Scarbrough moved to Savannah, Georgia in 1798 after serving an apprenticeship under Severin Erichson in Denmark, England, Germany, and Spain from 1796 to 1798. In Savannah, he built a prosperous commercial and shipping business and became a successful landowner. He was also a business and society leader with partners in Augusta, Georgia; New York, New York; and Liverpool, England. In the early 1800s, Scarbrough hired William Jay, architect, to build a massive Regency-style house on West Broad Street in Savannah; the house was completed in time for President James Monroe's visit to Savannah in May 1819.
Scarbrough was instrumental in the formation of the Savannah Steam Ship Company. The company bought a 320-ton sailing vessel and outfitted it with a steam engine, bent smokestack, and a side paddle wheel in New Jersey and New York. The vessel arrived in Savannah from New York by sail and steam in April 1819 and was available for President Monroe to steam down the Savannah River to Tybee Island and back. On 22 May 1819, the S.S. Savannah traveled from Savannah and reached Liverpool on June 20, and arrived in St. Petersburg on September 15; it returned to the Savannah River on November 30. The S.S. Savannah made history as the first steamship to cross the Atlantic Ocean. It did not, however, prove prosperous for Scarbrough. Financial problems began to plague Scarbrough, and after the government refused to buy the steamship, he was forced to have the engines removed and turn the ship into a sailing packet. On 5 November 1821, the S.S. Savannah wrecked off the coast of Fire Island, New York, a loss from which Scarbrough never recovered financially. He eventually sold his family's plantation in North Carolina and the West Broad Street house.

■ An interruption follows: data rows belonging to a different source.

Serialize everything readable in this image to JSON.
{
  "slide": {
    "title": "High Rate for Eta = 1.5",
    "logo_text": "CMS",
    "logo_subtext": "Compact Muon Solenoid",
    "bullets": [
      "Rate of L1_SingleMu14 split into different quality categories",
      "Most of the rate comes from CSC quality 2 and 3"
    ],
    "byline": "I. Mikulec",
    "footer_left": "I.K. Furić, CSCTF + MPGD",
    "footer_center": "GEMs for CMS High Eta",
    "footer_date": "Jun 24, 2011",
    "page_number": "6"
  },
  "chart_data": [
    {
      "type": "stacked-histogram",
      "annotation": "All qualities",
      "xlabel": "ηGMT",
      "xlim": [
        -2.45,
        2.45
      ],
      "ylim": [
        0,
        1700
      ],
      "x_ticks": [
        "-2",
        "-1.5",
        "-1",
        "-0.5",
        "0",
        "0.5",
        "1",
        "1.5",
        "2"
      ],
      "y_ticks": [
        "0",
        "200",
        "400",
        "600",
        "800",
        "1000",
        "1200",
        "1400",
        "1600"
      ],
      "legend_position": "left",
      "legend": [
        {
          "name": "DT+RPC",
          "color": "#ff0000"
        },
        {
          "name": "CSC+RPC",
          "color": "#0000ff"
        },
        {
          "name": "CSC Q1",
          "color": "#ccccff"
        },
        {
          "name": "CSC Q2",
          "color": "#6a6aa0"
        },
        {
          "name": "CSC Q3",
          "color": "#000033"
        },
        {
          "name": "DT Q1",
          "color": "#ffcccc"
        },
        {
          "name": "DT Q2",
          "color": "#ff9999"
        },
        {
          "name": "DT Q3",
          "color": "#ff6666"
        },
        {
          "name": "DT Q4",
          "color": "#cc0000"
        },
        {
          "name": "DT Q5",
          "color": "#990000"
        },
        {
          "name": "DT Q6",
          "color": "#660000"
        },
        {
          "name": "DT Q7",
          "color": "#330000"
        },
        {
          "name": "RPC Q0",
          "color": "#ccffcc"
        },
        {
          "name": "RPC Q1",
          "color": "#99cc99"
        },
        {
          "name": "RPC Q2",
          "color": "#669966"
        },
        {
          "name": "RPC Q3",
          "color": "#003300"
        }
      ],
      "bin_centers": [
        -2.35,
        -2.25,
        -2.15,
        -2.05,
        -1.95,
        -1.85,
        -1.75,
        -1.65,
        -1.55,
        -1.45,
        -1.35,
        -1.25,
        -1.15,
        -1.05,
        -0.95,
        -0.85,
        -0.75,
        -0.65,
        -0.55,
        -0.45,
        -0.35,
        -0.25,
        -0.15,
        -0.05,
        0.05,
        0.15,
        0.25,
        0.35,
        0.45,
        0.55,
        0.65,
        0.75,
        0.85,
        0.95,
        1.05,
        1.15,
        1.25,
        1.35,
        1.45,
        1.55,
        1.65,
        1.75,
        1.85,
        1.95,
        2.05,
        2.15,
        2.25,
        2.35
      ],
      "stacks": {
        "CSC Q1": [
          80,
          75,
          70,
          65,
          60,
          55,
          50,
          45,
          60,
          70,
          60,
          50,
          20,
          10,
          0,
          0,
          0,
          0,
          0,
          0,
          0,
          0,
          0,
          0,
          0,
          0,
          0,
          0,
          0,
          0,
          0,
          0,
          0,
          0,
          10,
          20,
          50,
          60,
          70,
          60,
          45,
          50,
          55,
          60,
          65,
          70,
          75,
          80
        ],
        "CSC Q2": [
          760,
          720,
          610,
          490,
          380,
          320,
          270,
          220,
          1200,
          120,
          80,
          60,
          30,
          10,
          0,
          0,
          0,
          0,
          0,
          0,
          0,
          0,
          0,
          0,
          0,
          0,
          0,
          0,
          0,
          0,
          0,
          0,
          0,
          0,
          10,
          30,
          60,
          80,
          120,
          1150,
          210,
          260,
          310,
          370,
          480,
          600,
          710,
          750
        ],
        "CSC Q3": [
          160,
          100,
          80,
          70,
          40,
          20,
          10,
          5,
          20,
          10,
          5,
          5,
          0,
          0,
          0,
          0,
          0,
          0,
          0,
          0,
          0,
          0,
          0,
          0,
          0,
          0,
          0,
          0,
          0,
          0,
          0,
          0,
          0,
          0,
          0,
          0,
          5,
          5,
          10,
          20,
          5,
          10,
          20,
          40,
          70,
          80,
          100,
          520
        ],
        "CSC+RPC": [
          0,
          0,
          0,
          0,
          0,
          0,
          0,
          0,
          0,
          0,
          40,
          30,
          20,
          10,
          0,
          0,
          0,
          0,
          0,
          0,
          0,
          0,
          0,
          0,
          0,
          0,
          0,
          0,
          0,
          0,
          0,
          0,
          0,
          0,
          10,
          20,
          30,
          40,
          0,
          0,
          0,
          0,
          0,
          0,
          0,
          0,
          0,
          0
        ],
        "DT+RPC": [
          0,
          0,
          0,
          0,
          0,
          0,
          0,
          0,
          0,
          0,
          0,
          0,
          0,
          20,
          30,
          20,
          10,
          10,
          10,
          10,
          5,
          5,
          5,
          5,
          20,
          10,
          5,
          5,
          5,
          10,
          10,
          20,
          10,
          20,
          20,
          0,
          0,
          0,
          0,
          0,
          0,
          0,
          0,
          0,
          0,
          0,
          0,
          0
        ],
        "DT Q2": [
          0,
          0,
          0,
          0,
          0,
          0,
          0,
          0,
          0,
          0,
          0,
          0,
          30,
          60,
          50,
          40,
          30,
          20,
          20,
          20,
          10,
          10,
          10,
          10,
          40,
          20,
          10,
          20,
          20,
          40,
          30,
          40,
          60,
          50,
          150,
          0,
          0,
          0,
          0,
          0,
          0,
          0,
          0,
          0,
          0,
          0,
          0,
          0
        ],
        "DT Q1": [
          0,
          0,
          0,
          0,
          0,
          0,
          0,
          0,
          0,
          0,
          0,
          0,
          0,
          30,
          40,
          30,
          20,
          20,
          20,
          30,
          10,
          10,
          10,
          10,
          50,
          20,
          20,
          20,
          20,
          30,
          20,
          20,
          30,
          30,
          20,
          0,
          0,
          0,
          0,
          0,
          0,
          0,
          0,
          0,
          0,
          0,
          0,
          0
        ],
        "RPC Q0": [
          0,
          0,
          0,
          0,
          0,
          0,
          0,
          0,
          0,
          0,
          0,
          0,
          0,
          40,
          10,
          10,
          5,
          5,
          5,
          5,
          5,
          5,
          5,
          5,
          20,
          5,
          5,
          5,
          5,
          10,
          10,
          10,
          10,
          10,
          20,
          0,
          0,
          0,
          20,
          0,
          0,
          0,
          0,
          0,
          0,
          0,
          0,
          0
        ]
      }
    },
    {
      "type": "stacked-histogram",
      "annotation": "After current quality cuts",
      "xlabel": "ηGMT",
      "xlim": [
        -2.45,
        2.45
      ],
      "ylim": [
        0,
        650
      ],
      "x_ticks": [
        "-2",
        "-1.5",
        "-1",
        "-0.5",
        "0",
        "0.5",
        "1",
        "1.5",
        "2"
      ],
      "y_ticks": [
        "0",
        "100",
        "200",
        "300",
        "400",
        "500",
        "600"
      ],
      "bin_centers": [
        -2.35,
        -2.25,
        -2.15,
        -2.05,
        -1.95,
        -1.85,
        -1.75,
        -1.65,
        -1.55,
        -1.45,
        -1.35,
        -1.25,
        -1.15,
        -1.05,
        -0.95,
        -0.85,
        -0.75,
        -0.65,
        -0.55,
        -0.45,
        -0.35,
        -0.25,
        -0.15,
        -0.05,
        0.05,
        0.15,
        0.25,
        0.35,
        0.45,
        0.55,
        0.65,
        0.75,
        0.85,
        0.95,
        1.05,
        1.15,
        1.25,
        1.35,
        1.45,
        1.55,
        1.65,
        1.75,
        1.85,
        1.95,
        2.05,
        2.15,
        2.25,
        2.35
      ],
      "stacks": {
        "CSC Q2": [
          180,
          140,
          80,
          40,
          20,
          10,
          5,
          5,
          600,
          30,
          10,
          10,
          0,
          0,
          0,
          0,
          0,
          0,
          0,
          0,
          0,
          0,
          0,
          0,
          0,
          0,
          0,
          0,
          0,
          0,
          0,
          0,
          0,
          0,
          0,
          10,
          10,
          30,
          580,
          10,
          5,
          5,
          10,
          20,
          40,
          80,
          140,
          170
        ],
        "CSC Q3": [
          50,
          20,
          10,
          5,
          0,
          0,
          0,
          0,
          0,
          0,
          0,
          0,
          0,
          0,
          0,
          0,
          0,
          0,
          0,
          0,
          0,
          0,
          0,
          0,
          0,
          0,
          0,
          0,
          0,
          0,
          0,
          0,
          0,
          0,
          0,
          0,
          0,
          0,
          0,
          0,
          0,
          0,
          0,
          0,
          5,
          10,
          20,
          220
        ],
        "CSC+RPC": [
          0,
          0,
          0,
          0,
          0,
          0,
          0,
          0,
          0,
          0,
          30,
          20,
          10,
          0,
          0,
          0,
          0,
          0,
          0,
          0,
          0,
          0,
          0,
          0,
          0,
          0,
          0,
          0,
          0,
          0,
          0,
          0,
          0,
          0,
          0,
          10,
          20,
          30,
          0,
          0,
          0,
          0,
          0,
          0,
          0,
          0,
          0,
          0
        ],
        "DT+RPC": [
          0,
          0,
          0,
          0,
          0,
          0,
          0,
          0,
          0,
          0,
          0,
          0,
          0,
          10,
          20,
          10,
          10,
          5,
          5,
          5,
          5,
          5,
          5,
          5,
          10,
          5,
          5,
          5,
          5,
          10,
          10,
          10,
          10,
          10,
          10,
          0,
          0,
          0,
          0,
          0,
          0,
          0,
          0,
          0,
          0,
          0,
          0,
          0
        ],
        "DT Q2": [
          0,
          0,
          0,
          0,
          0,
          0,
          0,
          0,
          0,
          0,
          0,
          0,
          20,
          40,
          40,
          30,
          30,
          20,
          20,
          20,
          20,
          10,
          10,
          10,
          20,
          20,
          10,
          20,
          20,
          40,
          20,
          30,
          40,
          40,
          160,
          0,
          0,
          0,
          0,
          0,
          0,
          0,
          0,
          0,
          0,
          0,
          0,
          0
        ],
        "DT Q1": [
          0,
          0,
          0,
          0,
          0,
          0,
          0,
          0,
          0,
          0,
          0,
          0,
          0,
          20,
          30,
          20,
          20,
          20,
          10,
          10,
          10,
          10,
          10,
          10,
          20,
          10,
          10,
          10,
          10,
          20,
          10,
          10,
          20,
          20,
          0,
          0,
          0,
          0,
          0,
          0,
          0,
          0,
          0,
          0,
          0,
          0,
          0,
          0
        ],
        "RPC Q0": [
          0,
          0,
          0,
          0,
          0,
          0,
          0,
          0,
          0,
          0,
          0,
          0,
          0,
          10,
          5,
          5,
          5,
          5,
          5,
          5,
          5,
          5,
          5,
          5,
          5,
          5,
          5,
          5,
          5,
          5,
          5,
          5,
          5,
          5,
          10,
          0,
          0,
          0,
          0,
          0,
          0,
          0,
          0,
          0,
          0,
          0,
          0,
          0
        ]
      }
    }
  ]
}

In the late 1820s and into the 1830s, Scarbrough recovered enough to hold a job as an agent for the Upper Darien Steam Rice and Saw Mill in Darien, Georgia. During this time, he wrote papers on the mechanism of the steam pump and causes of explosions in steam boilers. He also received a patent on 8 April 1835 for an invention improving the steam engine for use on boats with paddle wheels. In late 1835, Scarbrough returned to Savannah and held several minor elected positions. On 1 June 1838, after leaving Savannah with his son-in-law, Godfrey Barnsley, on a business trip to Liverpool, England William Scarbrough died in New York City.
This collection contains the Articles of Association and Copartnership between William Scarbrough and Joseph P. McKinee of New York, New York that were agreed to on 7 January 1818.